Is there a bug / changerequest for this issue? I think it should be something one can change in the calendar applet, as Selmi pointed out: "its possible to set 24h time, celsius temperatures, kilometers per hour for wind - why not start of week????"
And FYI: This is not just a cosmetic thing; it affects week numbers too. Some years will have an offset of one for week numbers, depending on what the first day of the week is. I think in years where the first day is a monday (although I'm not 100% sure exactly when/how this offset occurs)
Peter
jaumellarden
January 18th, 2009, 09:31 AM
Hi,
I happened to have the same problem with openSUSE, which doesn't include locale-gen. Instead of doing this:
$ sudo locale-gen
I had to do this:
$ gunzip -c /usr/share/i18n/charmaps/UTF-8.gz > /tmp/UTF-8
$ sudo localedef -i /usr/share/i18n/locales/en_US --charmap /tmp/UTF-8 /usr/lib/locale/en_US.utf8
$ rm /tmp/UTF-8
I know, not really Ubuntu-related, but hopefully useful :-)
Best regards,
jaume
AbtZ
January 29th, 2009, 12:55 PM
perfect, i didn't wanted to use slovak localisation because its very incomplete, and this week start from sunday was driving me crazy. (btw, its possible to set 24h time, celsius temperatures, kilometers per hour for wind - why not start of week????)
thanks a lot
Because it's Gnome, and the Gnome philosophy seems to be "Remove as many options from the user as possible! Then we get a better and cleaner interface!!". From what I've heard the option to change first day of week was included before, but they REMOVED it.

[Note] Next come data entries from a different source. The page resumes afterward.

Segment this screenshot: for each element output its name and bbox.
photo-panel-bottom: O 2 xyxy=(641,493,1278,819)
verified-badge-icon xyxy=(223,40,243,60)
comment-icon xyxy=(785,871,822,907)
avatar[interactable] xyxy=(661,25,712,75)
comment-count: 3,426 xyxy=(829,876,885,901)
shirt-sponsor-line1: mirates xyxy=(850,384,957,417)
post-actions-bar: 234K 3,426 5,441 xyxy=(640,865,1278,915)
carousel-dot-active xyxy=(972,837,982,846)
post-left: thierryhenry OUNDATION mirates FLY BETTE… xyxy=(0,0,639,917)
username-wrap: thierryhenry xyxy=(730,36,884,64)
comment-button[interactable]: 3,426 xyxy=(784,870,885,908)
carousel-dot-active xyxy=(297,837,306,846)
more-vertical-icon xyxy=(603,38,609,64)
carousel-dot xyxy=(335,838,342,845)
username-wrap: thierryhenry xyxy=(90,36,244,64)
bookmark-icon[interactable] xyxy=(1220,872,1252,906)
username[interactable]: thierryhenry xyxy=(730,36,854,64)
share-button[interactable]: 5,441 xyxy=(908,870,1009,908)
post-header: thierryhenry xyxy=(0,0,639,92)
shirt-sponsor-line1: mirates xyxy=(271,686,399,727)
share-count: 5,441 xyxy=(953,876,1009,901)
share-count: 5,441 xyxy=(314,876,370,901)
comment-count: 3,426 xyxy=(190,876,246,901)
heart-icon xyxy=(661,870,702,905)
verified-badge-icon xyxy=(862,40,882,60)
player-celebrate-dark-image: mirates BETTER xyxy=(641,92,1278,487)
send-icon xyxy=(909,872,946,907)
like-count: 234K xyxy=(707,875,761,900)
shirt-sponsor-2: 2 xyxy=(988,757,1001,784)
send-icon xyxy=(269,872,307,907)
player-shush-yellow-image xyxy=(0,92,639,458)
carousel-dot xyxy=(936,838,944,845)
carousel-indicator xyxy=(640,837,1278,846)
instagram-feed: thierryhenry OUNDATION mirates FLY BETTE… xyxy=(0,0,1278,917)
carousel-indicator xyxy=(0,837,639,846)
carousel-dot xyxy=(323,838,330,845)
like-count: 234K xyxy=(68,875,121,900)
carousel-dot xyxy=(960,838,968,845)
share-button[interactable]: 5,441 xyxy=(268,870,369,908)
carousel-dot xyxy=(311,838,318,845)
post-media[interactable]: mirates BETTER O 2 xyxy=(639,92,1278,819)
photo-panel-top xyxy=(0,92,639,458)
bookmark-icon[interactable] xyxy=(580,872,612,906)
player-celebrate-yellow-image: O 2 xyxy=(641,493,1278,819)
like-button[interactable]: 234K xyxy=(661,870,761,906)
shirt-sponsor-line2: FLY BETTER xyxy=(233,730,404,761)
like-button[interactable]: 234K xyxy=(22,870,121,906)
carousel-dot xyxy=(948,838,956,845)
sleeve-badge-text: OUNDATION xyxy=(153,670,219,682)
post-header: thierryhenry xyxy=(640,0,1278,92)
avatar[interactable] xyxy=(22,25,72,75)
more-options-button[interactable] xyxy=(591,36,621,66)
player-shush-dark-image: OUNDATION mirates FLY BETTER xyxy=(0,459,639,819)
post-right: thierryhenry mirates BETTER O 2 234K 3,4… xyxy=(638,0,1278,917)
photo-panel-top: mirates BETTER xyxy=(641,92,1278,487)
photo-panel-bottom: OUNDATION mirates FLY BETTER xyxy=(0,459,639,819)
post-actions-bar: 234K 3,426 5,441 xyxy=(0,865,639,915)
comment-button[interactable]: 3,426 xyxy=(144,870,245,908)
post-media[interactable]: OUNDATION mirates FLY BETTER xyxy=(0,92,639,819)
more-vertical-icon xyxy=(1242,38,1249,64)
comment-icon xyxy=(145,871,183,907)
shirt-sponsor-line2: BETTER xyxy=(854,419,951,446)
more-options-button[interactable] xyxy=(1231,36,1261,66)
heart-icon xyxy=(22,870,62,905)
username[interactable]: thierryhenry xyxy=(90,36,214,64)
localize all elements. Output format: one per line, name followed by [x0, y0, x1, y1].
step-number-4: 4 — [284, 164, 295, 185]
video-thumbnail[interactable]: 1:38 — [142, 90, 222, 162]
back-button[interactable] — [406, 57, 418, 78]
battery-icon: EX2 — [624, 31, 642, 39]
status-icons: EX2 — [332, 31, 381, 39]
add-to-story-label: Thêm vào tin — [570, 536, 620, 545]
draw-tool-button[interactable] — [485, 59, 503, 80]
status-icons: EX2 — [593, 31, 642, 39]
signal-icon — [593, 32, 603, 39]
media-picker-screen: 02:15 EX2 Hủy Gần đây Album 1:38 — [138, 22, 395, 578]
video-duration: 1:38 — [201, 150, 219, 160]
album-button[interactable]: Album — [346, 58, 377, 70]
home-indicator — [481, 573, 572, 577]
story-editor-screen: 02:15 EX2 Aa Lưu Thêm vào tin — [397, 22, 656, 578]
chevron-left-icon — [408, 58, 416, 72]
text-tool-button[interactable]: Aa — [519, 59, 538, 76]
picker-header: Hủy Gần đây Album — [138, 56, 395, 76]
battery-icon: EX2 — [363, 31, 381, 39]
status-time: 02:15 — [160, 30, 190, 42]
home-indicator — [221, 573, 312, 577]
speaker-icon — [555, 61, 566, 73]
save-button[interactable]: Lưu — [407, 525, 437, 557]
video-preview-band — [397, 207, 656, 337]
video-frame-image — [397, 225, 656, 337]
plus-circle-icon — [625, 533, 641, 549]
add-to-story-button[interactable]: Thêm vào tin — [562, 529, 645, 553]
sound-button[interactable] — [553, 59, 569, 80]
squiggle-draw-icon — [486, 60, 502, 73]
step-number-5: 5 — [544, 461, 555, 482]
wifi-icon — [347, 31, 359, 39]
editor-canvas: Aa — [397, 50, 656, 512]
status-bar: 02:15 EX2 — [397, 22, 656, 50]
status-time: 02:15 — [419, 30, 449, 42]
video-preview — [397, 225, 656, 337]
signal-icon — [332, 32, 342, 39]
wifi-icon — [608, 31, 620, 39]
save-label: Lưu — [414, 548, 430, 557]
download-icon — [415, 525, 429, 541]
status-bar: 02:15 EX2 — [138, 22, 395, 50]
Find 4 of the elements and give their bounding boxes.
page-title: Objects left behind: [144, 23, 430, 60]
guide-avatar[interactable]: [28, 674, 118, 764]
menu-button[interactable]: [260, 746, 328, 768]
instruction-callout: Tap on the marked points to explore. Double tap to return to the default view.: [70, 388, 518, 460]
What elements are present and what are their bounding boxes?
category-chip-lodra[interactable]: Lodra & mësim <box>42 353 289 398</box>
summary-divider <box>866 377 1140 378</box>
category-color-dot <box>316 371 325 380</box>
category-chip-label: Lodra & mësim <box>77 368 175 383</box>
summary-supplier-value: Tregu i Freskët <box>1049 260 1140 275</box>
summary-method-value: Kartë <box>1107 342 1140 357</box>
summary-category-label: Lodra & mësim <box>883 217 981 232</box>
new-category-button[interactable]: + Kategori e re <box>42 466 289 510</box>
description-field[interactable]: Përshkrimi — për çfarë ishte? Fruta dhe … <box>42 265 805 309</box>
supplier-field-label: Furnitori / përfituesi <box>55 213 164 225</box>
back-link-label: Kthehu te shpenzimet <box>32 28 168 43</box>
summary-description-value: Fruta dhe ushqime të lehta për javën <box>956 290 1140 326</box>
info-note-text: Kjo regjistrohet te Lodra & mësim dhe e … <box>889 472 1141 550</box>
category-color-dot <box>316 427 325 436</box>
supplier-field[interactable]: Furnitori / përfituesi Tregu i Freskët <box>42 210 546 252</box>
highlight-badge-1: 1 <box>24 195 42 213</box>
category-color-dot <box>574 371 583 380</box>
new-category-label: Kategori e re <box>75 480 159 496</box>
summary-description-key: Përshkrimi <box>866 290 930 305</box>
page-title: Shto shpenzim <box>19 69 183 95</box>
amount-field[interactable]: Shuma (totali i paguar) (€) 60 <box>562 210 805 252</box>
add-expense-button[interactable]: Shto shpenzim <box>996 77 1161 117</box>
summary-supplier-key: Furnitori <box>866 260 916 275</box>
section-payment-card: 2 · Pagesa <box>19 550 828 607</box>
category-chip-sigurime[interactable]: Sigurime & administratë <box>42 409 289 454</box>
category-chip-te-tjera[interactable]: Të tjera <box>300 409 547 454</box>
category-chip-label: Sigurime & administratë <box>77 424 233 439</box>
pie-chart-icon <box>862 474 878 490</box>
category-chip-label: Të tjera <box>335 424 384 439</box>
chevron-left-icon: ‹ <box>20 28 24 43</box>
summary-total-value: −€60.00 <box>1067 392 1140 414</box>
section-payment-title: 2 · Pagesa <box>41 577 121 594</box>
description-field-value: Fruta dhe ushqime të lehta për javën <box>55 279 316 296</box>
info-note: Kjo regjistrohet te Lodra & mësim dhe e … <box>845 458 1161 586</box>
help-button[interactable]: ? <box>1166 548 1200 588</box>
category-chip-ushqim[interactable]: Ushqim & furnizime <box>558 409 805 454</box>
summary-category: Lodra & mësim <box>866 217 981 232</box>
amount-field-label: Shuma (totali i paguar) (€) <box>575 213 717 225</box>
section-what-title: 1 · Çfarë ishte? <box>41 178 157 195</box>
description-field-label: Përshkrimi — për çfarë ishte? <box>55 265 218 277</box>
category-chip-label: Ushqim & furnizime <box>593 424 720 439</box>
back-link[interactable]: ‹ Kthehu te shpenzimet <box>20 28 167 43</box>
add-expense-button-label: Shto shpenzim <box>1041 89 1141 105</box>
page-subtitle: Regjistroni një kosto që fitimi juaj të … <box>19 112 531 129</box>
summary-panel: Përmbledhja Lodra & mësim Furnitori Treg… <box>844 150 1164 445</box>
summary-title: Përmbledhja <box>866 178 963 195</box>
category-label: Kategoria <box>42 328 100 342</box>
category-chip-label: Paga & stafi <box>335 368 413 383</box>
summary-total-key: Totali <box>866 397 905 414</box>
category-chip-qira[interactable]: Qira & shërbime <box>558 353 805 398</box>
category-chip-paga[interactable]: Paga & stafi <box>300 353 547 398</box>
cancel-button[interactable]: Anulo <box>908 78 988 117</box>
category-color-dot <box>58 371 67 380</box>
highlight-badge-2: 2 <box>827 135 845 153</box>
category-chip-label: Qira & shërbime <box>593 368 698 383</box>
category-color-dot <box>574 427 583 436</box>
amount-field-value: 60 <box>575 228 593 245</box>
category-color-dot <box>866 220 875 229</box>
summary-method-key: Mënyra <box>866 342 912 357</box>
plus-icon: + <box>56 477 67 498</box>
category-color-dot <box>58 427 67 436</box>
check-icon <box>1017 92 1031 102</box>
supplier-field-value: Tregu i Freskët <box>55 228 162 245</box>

Anyway, thanks a million for the tip! I like running my OS in English, but starting the week on a Sunday is not for me.
artm
February 25th, 2009, 02:04 PM
see also http://ubuntuforums.org/showthread.php?p=6798112#post6798112 for a solution without editing package files.
pmorch
February 25th, 2009, 03:44 PM
see also http://ubuntuforums.org/showthread.php?p=6798112#post6798112 for a solution without editing package files.
Thanks, artm, works perfectly. And avoids messing with files that are overridden by apt-get upgrade later. Just grand.
nico80
April 28th, 2009, 08:02 AM
Thank you very much!
Having Sunday as first day was really annoying.
I'm actually using Fedora, but it works the same, only little thing I had to change is the locale-gen call (as it is an Ubuntu-specific command) with:
sudo localedef -f UTF-8 -i en_US en_US.UTF-8
smiletobehappy
June 21st, 2009, 05:56 AM
Thank You very much!
Very helpful tutorial, works perfectly with Ubuntu 9.04 Jaunty.
XCan
July 12th, 2009, 02:08 PM
I had seen bunch of other ways to do this, but they all imposed some locale errors in especially Python scripts. This has so far worked wonderful, thanks!
petike
October 8th, 2009, 04:08 PM
It works perfectly!
Great article - "easy", "fast" and "reliable".
kevinguillorytraining
October 9th, 2009, 04:50 AM
Very useful. Where I can get other days code? i.e. Friday and Saturday.
drs305
October 9th, 2009, 06:44 AM
Very useful. Where I can get other days code? i.e. Friday and Saturday.
For the US, Friday should be 6 and Saturday 7. I don't know of a listing, so you would just have to experiment. Since I wrote this guide it would seem there are probably other ways to set the DOW.
For instance, Evolution's start day can now be set with gconf-editor:
gconf-editor /apps/evolution/calendar/display/week_start_day
In Evolution, Sunday is 0 and Saturday is 6.